Electrocatalytic nitrate/nitrite reduction to ammonia synthesis using metal nanocatalysts and bio-inspired metalloenzymes

Ammonia (NH 3 ) is attracted as a potential carbon free energy carrier and as important feedstock for most of the fertilizers, chemicals, pharmaceutical related products. NH 3 is industrially produced by conventional Haber–Bosch process under harsh experimental conditions (high temperature and high pressure), and this process requires high-energy consumption and produces large amount of CO 2 emissions into the atmosphere. Therefore, there is an urgent need to develop an alternative and sustainable route for NH 3 production under ambient conditions. Recently, electrocatalytic N 2 reduction to NH 3 production has attracted as a potential approach, but achieving high NH 3 yield and Faradaic efficiency, and avoiding competitive hydrogen-evolution reaction (HER) are still challenging. Nitrate/nitrite (NO 3 − /NO 2 − ) is the widely reported contaminant for eutrophication and carcinogens, which can be utilized as a nitrogen resource for electrocatalytic NO 3 − /NO 2 − reduction to NH 3 (NRA) via eight/six-electron transfer process. Unfortunately, electrocatalytic NRA using metal nanomaterials are rarely investigated.
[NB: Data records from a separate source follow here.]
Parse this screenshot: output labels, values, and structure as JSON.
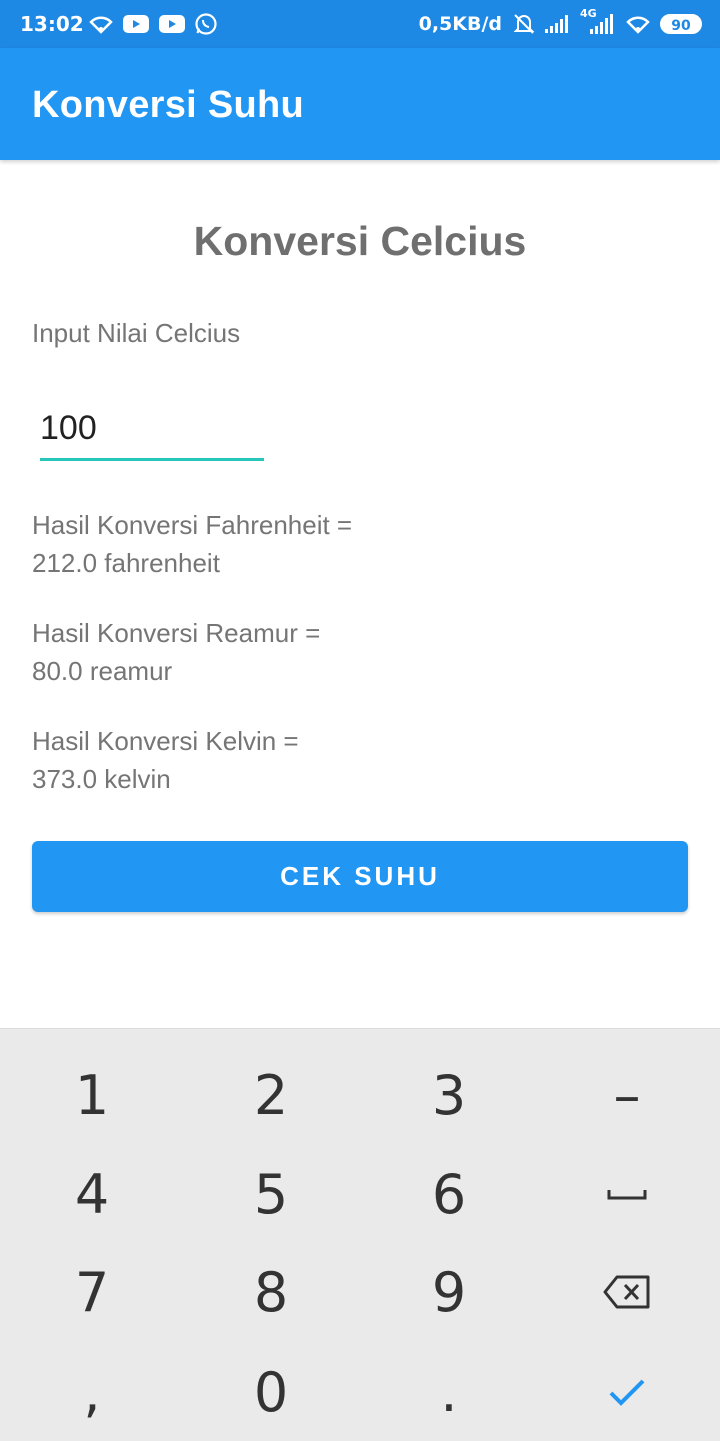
{
  "status_bar": {
    "time": "13:02",
    "net_speed": "0,5KB/d",
    "network_type": "4G",
    "battery": "90",
    "icons_left": [
      "wifi-icon",
      "youtube-icon",
      "youtube-icon",
      "whatsapp-icon"
    ],
    "icons_right": [
      "alarm-off-icon",
      "signal-icon",
      "signal-4g-icon",
      "wifi-icon",
      "battery-icon"
    ]
  },
  "app_bar": {
    "title": "Konversi Suhu"
  },
  "main": {
    "heading": "Konversi Celcius",
    "input_label": "Input Nilai Celcius",
    "input_value": "100",
    "results": [
      {
        "label": "Hasil Konversi Fahrenheit =",
        "value": "212.0 fahrenheit"
      },
      {
        "label": "Hasil Konversi Reamur =",
        "value": "80.0 reamur"
      },
      {
        "label": "Hasil Konversi Kelvin =",
        "value": "373.0 kelvin"
      }
    ],
    "button_label": "CEK SUHU"
  },
  "keyboard": {
    "keys": [
      "1",
      "2",
      "3",
      "–",
      "4",
      "5",
      "6",
      "␣",
      "7",
      "8",
      "9",
      "⌫",
      ",",
      "0",
      ".",
      "✓"
    ],
    "accent_color": "#2196F3"
  },
  "colors": {
    "primary": "#2196F3",
    "status_bar": "#1E88E5",
    "input_underline": "#26C6BA"
  }
}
In this review, we discuss the electrocatalytic NRA performance containing reactivity, selectivity, Faradaic efficiency and cycling stability of metal nanocatalysts, bio-inspired metalloenzymes and bioelectrochemical system. After this overview, we investigate the key factors, rate-determining step and the reaction mechanism that controlling the NRA performance. Finally, we summarize the challenges and future pathways guiding the design of effective nanomaterials and reaction systems to promote the industrial application of electrocatalytic NRA. This paper comprehensively reviews electrocatalytic NRA performance of the metal nanomaterials, bio-inspired metalloenzymes and bioelectrochemical systems. An insight into the rate-determining step and reaction mechanism of NRA process is summarized. The challenges and perspectives are put forward for the future design and application of advanced electrocatalytic NRA systems under low-temperature conditions. • This review summarizes the recent advances in electrocatalytic NRA. • The strategies for NH 3 yield and Faradic efficiency improvement are discussed. • Key factors and fundamental mechanisms of NRA are described. • Challenges and future pathways of NRA are summarized.